Licht speelt een belangrijke rol in pilsreclames. Houd pils tegen het licht en je kunt zien hoe weinig deze drank te verbergen heeft. De biersoort is bijna net zo transparant als zijn hoofdbestanddeel, het water waar pils voor ruim negentig procent uit bestaat, maar dan goudeerlijk van kleur. Of groen van kleur, als je er door de fles naar kijkt. Pils kán niet misleiden, suggereren zulke reclames. What you see is what you get: heerlijk, helder Heineken.

Heineken is geen klein bier. Heineken is een internationaal bierbrouwersimperium dat graag teruggrijpt naar zijn bedrijfs- en familiegeschiedenis om zijn eenvoud te benadrukken. Gerard Adriaan Heineken begon in 1864 met brouwen in Amsterdam. (Sluyterman en Bouwens 2014: 59-60) De grondlegger van deze familie-multinational speelt een hoofdrol in ‘The invention’, een Heinekenreclame uit 2017 die zich afspeelt op de Wereldtentoonstelling van 1889 in Parijs.

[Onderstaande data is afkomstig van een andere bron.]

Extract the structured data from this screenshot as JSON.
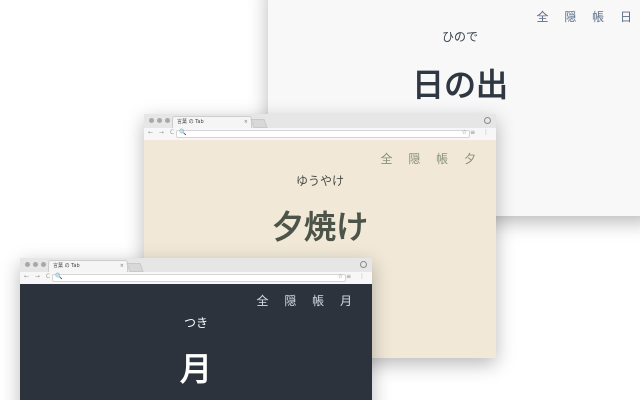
{
  "browser": {
    "tab_title": "言葉 の Tab",
    "tab_close": "×",
    "nav_glyphs": "← → C",
    "search_glyph": "🔍",
    "star_glyph": "☆",
    "menu_glyphs": "≡ ⋮",
    "profile_glyph": "◉"
  },
  "cards": {
    "sunrise": {
      "corner": "全 隠 帳 日",
      "reading": "ひので",
      "word": "日の出",
      "bg": "#f8f8f9",
      "text": "#2f3842"
    },
    "sunset": {
      "corner": "全 隠 帳 夕",
      "reading": "ゆうやけ",
      "word": "夕焼け",
      "bg": "#f1e8d7",
      "text": "#4c5349"
    },
    "moon": {
      "corner": "全 隠 帳 月",
      "reading": "つき",
      "word": "月",
      "bg": "#2c333d",
      "text": "#ffffff"
    }
  }
}
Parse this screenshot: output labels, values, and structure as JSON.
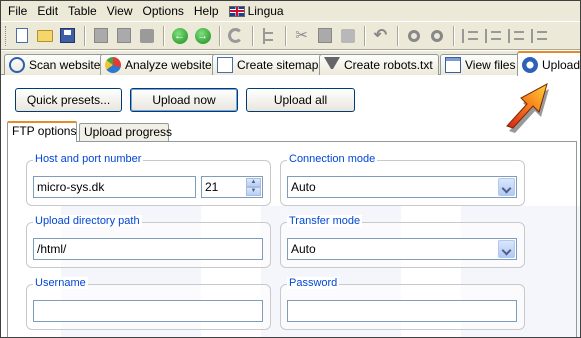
{
  "menubar": {
    "items": [
      "File",
      "Edit",
      "Table",
      "View",
      "Options",
      "Help"
    ],
    "lingua": "Lingua"
  },
  "tabs": [
    {
      "label": "Scan website",
      "icon": "scan-icon"
    },
    {
      "label": "Analyze website",
      "icon": "analyze-icon"
    },
    {
      "label": "Create sitemap",
      "icon": "sitemap-icon"
    },
    {
      "label": "Create robots.txt",
      "icon": "robots-icon"
    },
    {
      "label": "View files",
      "icon": "view-files-icon"
    },
    {
      "label": "Upload",
      "icon": "upload-icon",
      "active": true
    }
  ],
  "actions": {
    "quick_presets": "Quick presets...",
    "upload_now": "Upload now",
    "upload_all": "Upload all"
  },
  "subtabs": {
    "ftp_options": "FTP options",
    "upload_progress": "Upload progress"
  },
  "ftp": {
    "host_label": "Host and port number",
    "host_value": "micro-sys.dk",
    "port_value": "21",
    "connection_mode_label": "Connection mode",
    "connection_mode_value": "Auto",
    "upload_dir_label": "Upload directory path",
    "upload_dir_value": "/html/",
    "transfer_mode_label": "Transfer mode",
    "transfer_mode_value": "Auto",
    "username_label": "Username",
    "username_value": "",
    "password_label": "Password",
    "password_value": ""
  },
  "colors": {
    "chrome": "#ece9d8",
    "group_label": "#0046d5",
    "active_tab_accent": "#e68b2c",
    "button_border": "#003c74"
  }
}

De reclame begint met Gerard Heineken die, gezeten op een ouderwetse paardenkoets, het decor van de moderniteit binnenrijdt. Ondertussen leidt de Franse toreningenieur Gustave Eiffel zijn hooggeëerde, hooggehoede gasten hautain langs enkele hoogtechnologische ‘meesterwerken’ die tentoongesteld zijn in Parijs, waaronder de Engelse stoomtrein (“een hoop gebakken lucht als je het mij vraagt”) en de Amerikaanse gloeilamp (“een uitvinding om míjn toren te verlichten”).

In het Nederlandse paviljoen treffen Eiffel en zijn gezelschap een deur op poten aan. Hoe progressief men zich ook waant in dit Parijs, Marcel Duchamp heeft zijn intrede nog niet gedaan. Eiffel en de zijnen keren de ‘deurtafel’ en het Nederlandse paviljoen dan ook minzaam lachend de rug toe. Op dat moment draagt Gerard Heineken zijn bier het podium op en plaatst het in een koperen kuip op de deurtafel.

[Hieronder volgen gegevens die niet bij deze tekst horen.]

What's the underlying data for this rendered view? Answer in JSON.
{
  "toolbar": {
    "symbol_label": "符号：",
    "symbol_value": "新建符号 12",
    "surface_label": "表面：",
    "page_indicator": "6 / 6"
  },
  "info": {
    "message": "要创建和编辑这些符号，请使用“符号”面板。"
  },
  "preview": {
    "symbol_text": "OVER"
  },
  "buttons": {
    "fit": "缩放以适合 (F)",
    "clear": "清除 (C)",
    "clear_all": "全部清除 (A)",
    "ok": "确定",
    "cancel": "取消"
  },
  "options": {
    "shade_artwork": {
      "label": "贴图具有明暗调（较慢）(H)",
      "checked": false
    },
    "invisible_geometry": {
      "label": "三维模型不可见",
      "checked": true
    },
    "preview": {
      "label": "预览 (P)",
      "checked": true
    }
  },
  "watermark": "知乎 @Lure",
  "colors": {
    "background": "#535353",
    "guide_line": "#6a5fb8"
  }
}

Schouderophalend kijkt Gerard het gezelschap na. Hij hoeft die hoge heren niet te paaien, hij wil de wereld laten proeven van zijn bier.[1] Bij het inschenken is het alsof Gerard de zon in een glas serveert. Daarmee breekt hij de wereldtentoonstelling als het ware open: nieuwsgierig trekken vertegenwoordigers van alle continenten naar het paviljoen om samen, ongeacht type hoofddeksel (tulband, gevechtshelm, cilinderhoed), Heinekenpils te drinken. Waar de rest op de wereldtentoonstelling vecht voor eigen glorie – de Fransen bij monde van Eiffel voorop – daar kijkt de Nederlandse Gerard tevreden naar het slagen van zijn unificerende missie: de wereld verenigen boven een glas bier.

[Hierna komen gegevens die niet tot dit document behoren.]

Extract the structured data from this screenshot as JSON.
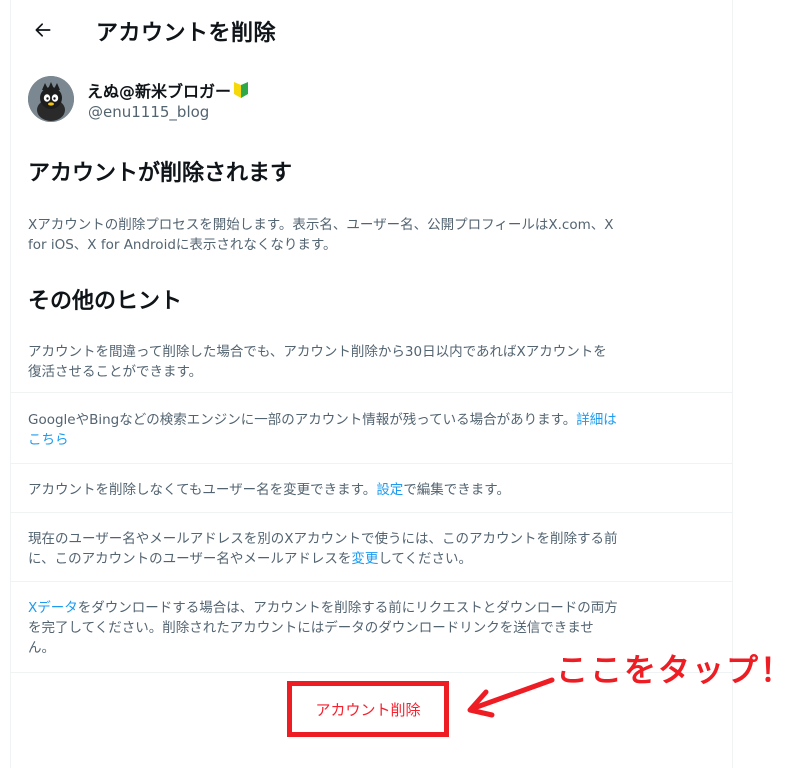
{
  "header": {
    "back_icon": "arrow-left-icon",
    "title": "アカウントを削除"
  },
  "user": {
    "name": "えぬ@新米ブロガー",
    "badge_icon": "beginner-mark-icon",
    "handle": "@enu1115_blog"
  },
  "section1": {
    "heading": "アカウントが削除されます",
    "line1": "Xアカウントの削除プロセスを開始します。表示名、ユーザー名、公開プロフィールはX.com、X",
    "line2": "for iOS、X for Androidに表示されなくなります。"
  },
  "section2": {
    "heading": "その他のヒント"
  },
  "tips": {
    "t1": {
      "line1": "アカウントを間違って削除した場合でも、アカウント削除から30日以内であればXアカウントを",
      "line2": "復活させることができます。"
    },
    "t2": {
      "line1": "GoogleやBingなどの検索エンジンに一部のアカウント情報が残っている場合があります。",
      "link1": "詳細は",
      "link2": "こちら"
    },
    "t3": {
      "before": "アカウントを削除しなくてもユーザー名を変更できます。",
      "link": "設定",
      "after": "で編集できます。"
    },
    "t4": {
      "line1": "現在のユーザー名やメールアドレスを別のXアカウントで使うには、このアカウントを削除する前",
      "line2_before": "に、このアカウントのユーザー名やメールアドレスを",
      "link": "変更",
      "line2_after": "してください。"
    },
    "t5": {
      "link": "Xデータ",
      "line1_after": "をダウンロードする場合は、アカウントを削除する前にリクエストとダウンロードの両方",
      "line2": "を完了してください。削除されたアカウントにはデータのダウンロードリンクを送信できませ",
      "line3": "ん。"
    }
  },
  "action": {
    "delete_label": "アカウント削除"
  },
  "annotation": {
    "callout": "ここをタップ！",
    "highlight_color": "#ee1c23"
  }
}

Een ogenschijnlijk premodern en eenvoudig product als Heinekenpils bracht al in het Parijs van het fin de siècle mensen bij elkaar, getuige de mededeling in het openingsshot dat de reclame is ‘gebaseerd op een waargebeurd verhaal’. Al vroeg werd zo de kiem geplant voor een van de beroemde oneliners van Gerards kleinzoon, beer marketeer Freddy Heineken: “Ik verkoop geen bier, ik verkoop gezelligheid.” (Smit 2005: 302-303) Een Nederlandser fenomeen dan gezelligheid – dat de Nederlander associeert met “geborgenheid, kleinschaligheid en overzichtelijke verhoudingen” aldus Herman Vuijsje en Jos van der Lans in hun Vademecum van de Nederlandse identiteit (1999: 42) – is moeilijk denkbaar. Juist die Nederlandse gezelligheid geniet echter een reputatie als nagenoeg onvertaalbaar begrip…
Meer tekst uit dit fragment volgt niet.